Trolling – When is Internet Banter Criminal?

Trolling – When is Internet Banter Criminal?

Recently, a 25-year-old man, Sean Duffy, was jailed for 18 weeks for posting comments on a dead teenager’s Facebook Tribute page including ‘I fell asleep on the track lolz’. His comments can be a characterised as part of a larger phenomenon that has swept across the internet known as ‘trolling’, where websites and/or individuals are bombarded with insults, provocations or threats. Trolling can rise to the level of criminal an offence under Section 127 (1) (a) of the Communications Act 2003 – Improper use of public electronic communications network – if the conduct is sufficiently serious.

Section 127 (1) (a) of the Communications Act 2003 states:

(1) A person is guilty of an offence if he—

(a) sends by means of a public electronic communications network a message or other matter that is grossly offensive or of an indecent, obscene or menacing character

Director of Public Prosecutions v Collins [2006] 1 W.L.R. 2223 is the leading authority on Improper use of public electronic communications network. Collins involved an appeal against a man, whose case had been dismissed, after he made telephone calls and left recorded messages over the two years from January 2002 – January 2004 to the constituency and Westminster offices of Mr David Taylor, MP North West Leicestershire, where he ranted and shouted and made reference to ‘Wogs’, ‘Pakis’, ‘Black bastards’ and ‘Niggers’.

Collins laid down additional elements to the offence in the Communications Act 2003. The House of Lords stated that to be guilty of the offence, one must to demonstrate (a) an intention to be grossly offensive or (b) aware that they may be taken so:

Mr Perry, for the Director, relying by analogy on section 6(4) of the Public Order Act 1986, suggested that the defendant must intend his words to be grossly offensive to those to whom they relate, or be aware that they may be taken to be so… I would accept Mr Perry’s submission.

A panel of five of the House of Lords, with Lord Bingham writing the leading judgment, also decided it was not enough that there was an intention to be offensive or aware that the words could be taken as offensive but also it was required that a reasonable person should find the words used to be grossly offensive. Lord Bingham in Collins wrote:

I conclude that the respondent’s messages were grossly offensive and would be found by a reasonable person to be so. Since they were sent by the respondent by means of a public electronic communications network they fall within the section. It follows that the respondent should have been convicted.

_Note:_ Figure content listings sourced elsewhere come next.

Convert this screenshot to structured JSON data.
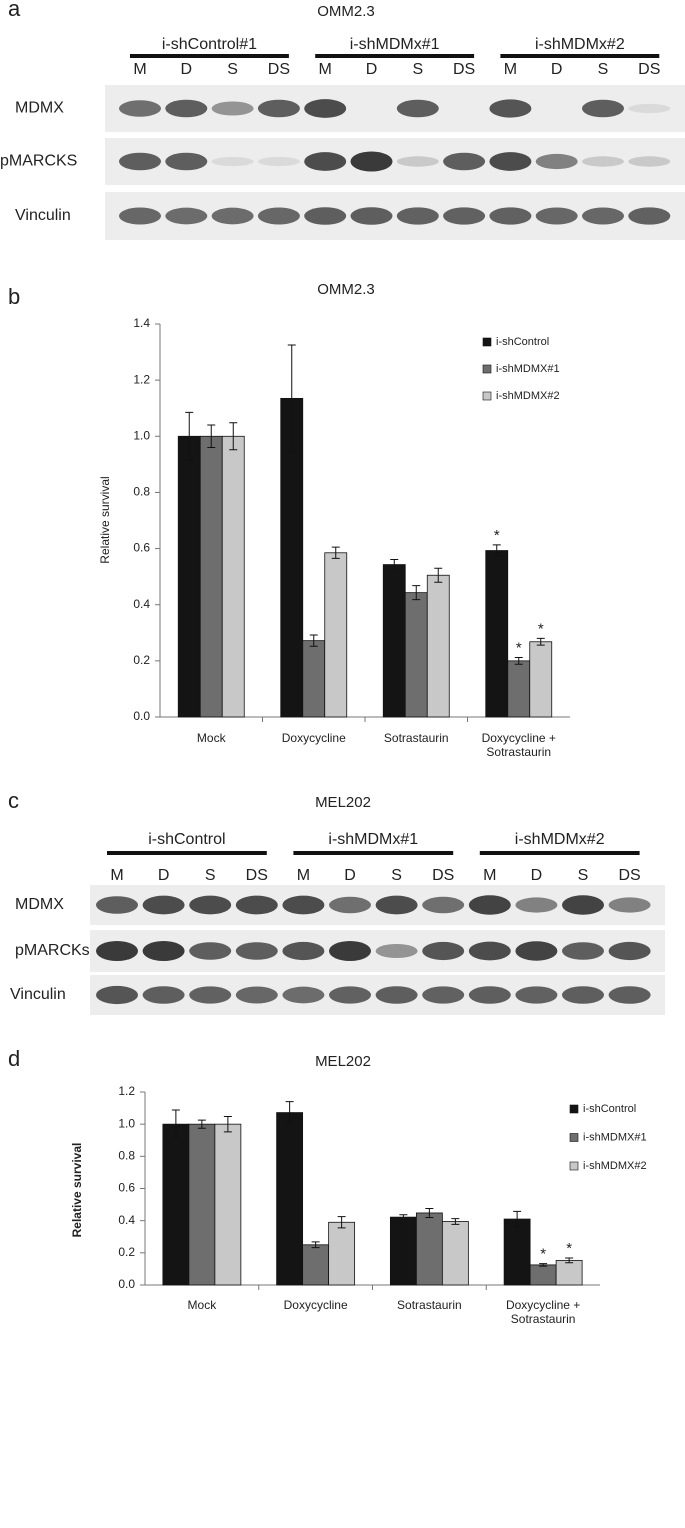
{
  "panel_labels": [
    "a",
    "b",
    "c",
    "d"
  ],
  "blots": [
    {
      "title": "OMM2.3",
      "groups": [
        {
          "name": "i-shControl#1",
          "lanes": [
            "M",
            "D",
            "S",
            "DS"
          ]
        },
        {
          "name": "i-shMDMx#1",
          "lanes": [
            "M",
            "D",
            "S",
            "DS"
          ]
        },
        {
          "name": "i-shMDMx#2",
          "lanes": [
            "M",
            "D",
            "S",
            "DS"
          ]
        }
      ],
      "rows": [
        "MDMX",
        "pMARCKS",
        "Vinculin"
      ]
    },
    {
      "title": "MEL202",
      "groups": [
        {
          "name": "i-shControl",
          "lanes": [
            "M",
            "D",
            "S",
            "DS"
          ]
        },
        {
          "name": "i-shMDMx#1",
          "lanes": [
            "M",
            "D",
            "S",
            "DS"
          ]
        },
        {
          "name": "i-shMDMx#2",
          "lanes": [
            "M",
            "D",
            "S",
            "DS"
          ]
        }
      ],
      "rows": [
        "MDMX",
        "pMARCKs",
        "Vinculin"
      ]
    }
  ],
  "chart_data": [
    {
      "type": "bar",
      "title": "OMM2.3",
      "y_label": "Relative survival",
      "categories": [
        "Mock",
        "Doxycycline",
        "Sotrastaurin",
        "Doxycycline + Sotrastaurin"
      ],
      "series": [
        {
          "name": "i-shControl",
          "color": "#141414",
          "values": [
            1.0,
            1.135,
            0.543,
            0.593
          ],
          "errors": [
            0.085,
            0.19,
            0.018,
            0.02
          ],
          "significance": [
            null,
            null,
            null,
            "*"
          ]
        },
        {
          "name": "i-shMDMX#1",
          "color": "#6e6e6e",
          "values": [
            1.0,
            0.272,
            0.443,
            0.2
          ],
          "errors": [
            0.04,
            0.02,
            0.025,
            0.012
          ],
          "significance": [
            null,
            null,
            null,
            "*"
          ]
        },
        {
          "name": "i-shMDMX#2",
          "color": "#c8c8c8",
          "values": [
            1.0,
            0.585,
            0.505,
            0.268
          ],
          "errors": [
            0.048,
            0.02,
            0.025,
            0.012
          ],
          "significance": [
            null,
            null,
            null,
            "*"
          ]
        }
      ],
      "ylim": [
        0,
        1.4
      ],
      "yticks": [
        {
          "value": 0,
          "label": "0.0"
        },
        0.2,
        0.4,
        0.6,
        0.8,
        {
          "value": 1,
          "label": "1.0"
        },
        1.2,
        1.4
      ],
      "legend": "upper right"
    },
    {
      "type": "bar",
      "title": "MEL202",
      "y_label": "Relative survival",
      "categories": [
        "Mock",
        "Doxycycline",
        "Sotrastaurin",
        "Doxycycline + Sotrastaurin"
      ],
      "series": [
        {
          "name": "i-shControl",
          "color": "#141414",
          "values": [
            1.0,
            1.072,
            0.422,
            0.41
          ],
          "errors": [
            0.088,
            0.068,
            0.015,
            0.048
          ],
          "significance": [
            null,
            null,
            null,
            null
          ]
        },
        {
          "name": "i-shMDMX#1",
          "color": "#6e6e6e",
          "values": [
            1.0,
            0.25,
            0.448,
            0.125
          ],
          "errors": [
            0.025,
            0.018,
            0.028,
            0.008
          ],
          "significance": [
            null,
            null,
            null,
            "*"
          ]
        },
        {
          "name": "i-shMDMX#2",
          "color": "#c8c8c8",
          "values": [
            1.0,
            0.39,
            0.395,
            0.153
          ],
          "errors": [
            0.048,
            0.035,
            0.018,
            0.015
          ],
          "significance": [
            null,
            null,
            null,
            "*"
          ]
        }
      ],
      "ylim": [
        0,
        1.2
      ],
      "yticks": [
        {
          "value": 0,
          "label": "0.0"
        },
        0.2,
        0.4,
        0.6,
        0.8,
        {
          "value": 1,
          "label": "1.0"
        },
        1.2
      ],
      "legend": "upper right"
    }
  ]
}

For many, trolling is an act that is performed anonymously as some websites do not require signing up and providing personal details in order to contribute. Comments are either denoted by ‘Anonymous’ or by a screen name which is not linked to any sort of personal details other than an IP address.

Addressing ‘trolls’ that remain anonymous can be an arduous task to resolve, although some, like Sean Duffy, are taking to posting their abuse under their own name. Duffy, however, is not the first person to be jailed for internet trolling. Colm Cross was imprisoned last year for posting obscene messages on Facebook tribute sites, including that of Jade Goody.

Trolling can be considered apart of an international phenomenon, which includes cyberbullying. A disturbing case from Missouri in 2006 was among the first high-profile cases, when 13-year-old Megan Meier committed suicide after a woman, Lori Drew, created a Myspace account – for a fictitious 16-year-old boy called Josh Evans – to find out what (if anything) Meier was saying about her daughter. A 49-year-old woman Drew was the mother of one of Megan Meier’s former friends. Drew lived only four houses down the street from Meier and knew that Meier had left her former school because of bullying.

Meier and ‘Evans’ engaged in a flirtatious relationship over Myspace and Drew, using the fictitious Josh Evans, told Meier that the world would be a better place without her. Approximately 15 minutes after this exchange, Meier’s mother, Tina, discovered that her daughter had hanged herself from her bedroom closet. Drew was acquitted of unauthorised computer use in 2009 in United States v Lori Drew due to concerns that a conviction would criminalise false online identities. The Megan Meier Cyberbullying Prevention Act was introduced as a result.

It can be understood that while many ‘trolls’ may not view their behaviour as criminal, the legislative and the judiciary do view their behaviour as criminal. The cloak of anonymity is an illusion – if someone wants to find out your identity on the internet, unless advanced computing skills are used, it is still possible regardless of whether a screenname is used or not. If you are grossly offensive to another person over the internet, it will not matter how the message is delivered or whether it was read; it will only matter that it was delivered in the first place. I would emphasise the words of Jacqui Rivait:

While there are certain social graces or politeness which involve not hurting another’s feelings; if you don’t have anything nice to say, don’t say anything at all.